Five space tourists have each spent $20 million or more to ride to the final frontier. The rest of us? We’ll all stay grounded while we honor the 50th anniversary of space exploration. The era began on October 4, 1957—the day the Soviet Union’s beachball-size Sputnik 1 first swung round the earth. Never had a chance to witness a launchpad countdown? Western states are rich in aerospace artifacts you can visit. (For more, go to www.museumofspacetravel.com.)

CALIFORNIA SCIENCE CENTER Los Angeles.

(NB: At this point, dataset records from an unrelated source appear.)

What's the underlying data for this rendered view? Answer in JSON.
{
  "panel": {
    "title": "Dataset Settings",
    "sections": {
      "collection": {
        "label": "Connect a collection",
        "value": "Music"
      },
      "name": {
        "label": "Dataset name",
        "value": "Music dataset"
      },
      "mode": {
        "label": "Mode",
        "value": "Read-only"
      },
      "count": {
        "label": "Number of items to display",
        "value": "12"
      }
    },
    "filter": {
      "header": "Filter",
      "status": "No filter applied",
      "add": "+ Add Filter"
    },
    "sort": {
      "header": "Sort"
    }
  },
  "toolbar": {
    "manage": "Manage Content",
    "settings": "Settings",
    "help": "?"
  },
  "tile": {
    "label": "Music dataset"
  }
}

Stellar goodies include the Mercury-Redstone 2, which lifted Ham the chimp into space, and the command module from Apollo-Soyuz, the first United States–Soviet Union joint space venture. (323) 724-3623, www.californiasciencecenter.org.

FRONTIERS OF FLIGHT MUSEUM Dallas. Space-related artifacts at historic Love Field include the actual command module from Apollo 7—the first manned Apollo spacecraft. (214) 350-3600, www.flightmuseum.com.

NEW MEXICO MUSEUM OF SPACE HISTORY Alamogordo. You can hear the roar of early rockets and see an exhibit on the X Prize, a $10 million award for the builders of SpaceShipOne, a manned non-NASA craft. (877) 333-6589, www.nmspacemuseum.org.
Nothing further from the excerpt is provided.